На следующее утро был созван торжественный совет, формально чтобы приветствовать мое возвращение к избранным. Когда я почтительно пересек порог, Морерод Джервис, Джоб «Бунтарь Божий» и Финеас Коффин призвали остальных к молитве.

«Я снова здесь, – сказал я, когда молитва смолкла и братья расселись на деревянных скамьях. – Призван назад из краев мерзости и запустения». – «Хвала Создателю». – «Вы, наверное, хотите спросить, где я пребывал последние недели. Что ж, скажу. Добрые братья и сестры, Христос счел нужным поместить меня среди людей плоти, в окружении развратного народа. – Разумеется, послышался испуганный ропот и скрежет зубовный, но я поднял руку, призывая собравшихся к молчанию. – Да, мне пришлось сосуществовать с дикарями. – Подобных стенаний никто не слышал со дня разрушения Тира. – Однако, соизволением Господа, выдержка и снисходительность не изменили мне даже бок о бок с ними, в их грязных норах». – «Неисповедимы и полны величия пути Его». Этот благочестивый возглас вырвался под влиянием чувств у матушки Сикоул. «Они купаются в праздности. Их переполняют ненасытимые желания». – «Не может быть!» – «Они смердели». – «О!» – «Нравы туземцев столь развратны, что я радовался своей слепоте. Я благодарил Господа, укрывшего меня от зрелища их отвратительных богохульств». – «Слава Создателю!» – «А теперь я снова с вами». В тот день не было сказано больше ничего и, дорогой брат, в дальнейшем тоже.

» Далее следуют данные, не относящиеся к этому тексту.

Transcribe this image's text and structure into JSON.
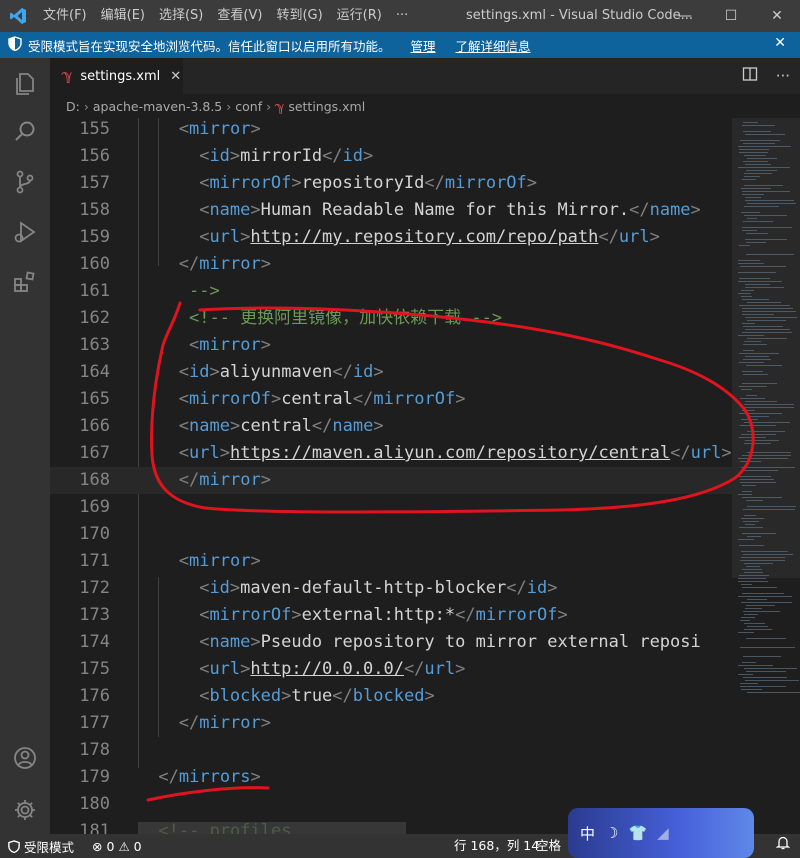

Но око Господне никогда не дремлет, Он вечный побудитель и подстрекатель; вот мне и не пришлось насладиться покоем. Апрельским утром, спустя два месяца после моего возвращения домой, братья сошлись на воскресную ассамблею. О службе возвестил барабанный бой, поскольку колоколов в этой пустыне еще не отлили, и в назначенный час меня сопроводил на место малец Гусперо; избранные, по заведенному обычаю, последовали за мной и чинно расселись на скамьях. Сзади я поместил пожилую матрону с березовой розгой, дабы усмирять детей: на небесах не услышишь ни перешептываний, ни смешков, сказал я ей, с какой же стати нам терпеть их здесь? Импровизированные молитвы излились из уст братьев, ощутивших к тому вдохновение. Дэниел Пеггинтон произнес в то утро молитву о спасении «всех пребывающих вовне» – так, дорогой Реджиналд, мы обозначаем тех, кто близок, но не вполне ортодоксален. Затем священник (Морерод Джервис) прочел, строчку за строчкой, шестьдесят первый псалом, прежде чем его пропели прихожане; у нас нет ни медных тарелок, ни труб, нет инструментов Велиала или Маммоны, но мне приятно думать о том, как звенели в здешней глуши над лесами и болотами святые слова: «От конца земли взываю к тебе!»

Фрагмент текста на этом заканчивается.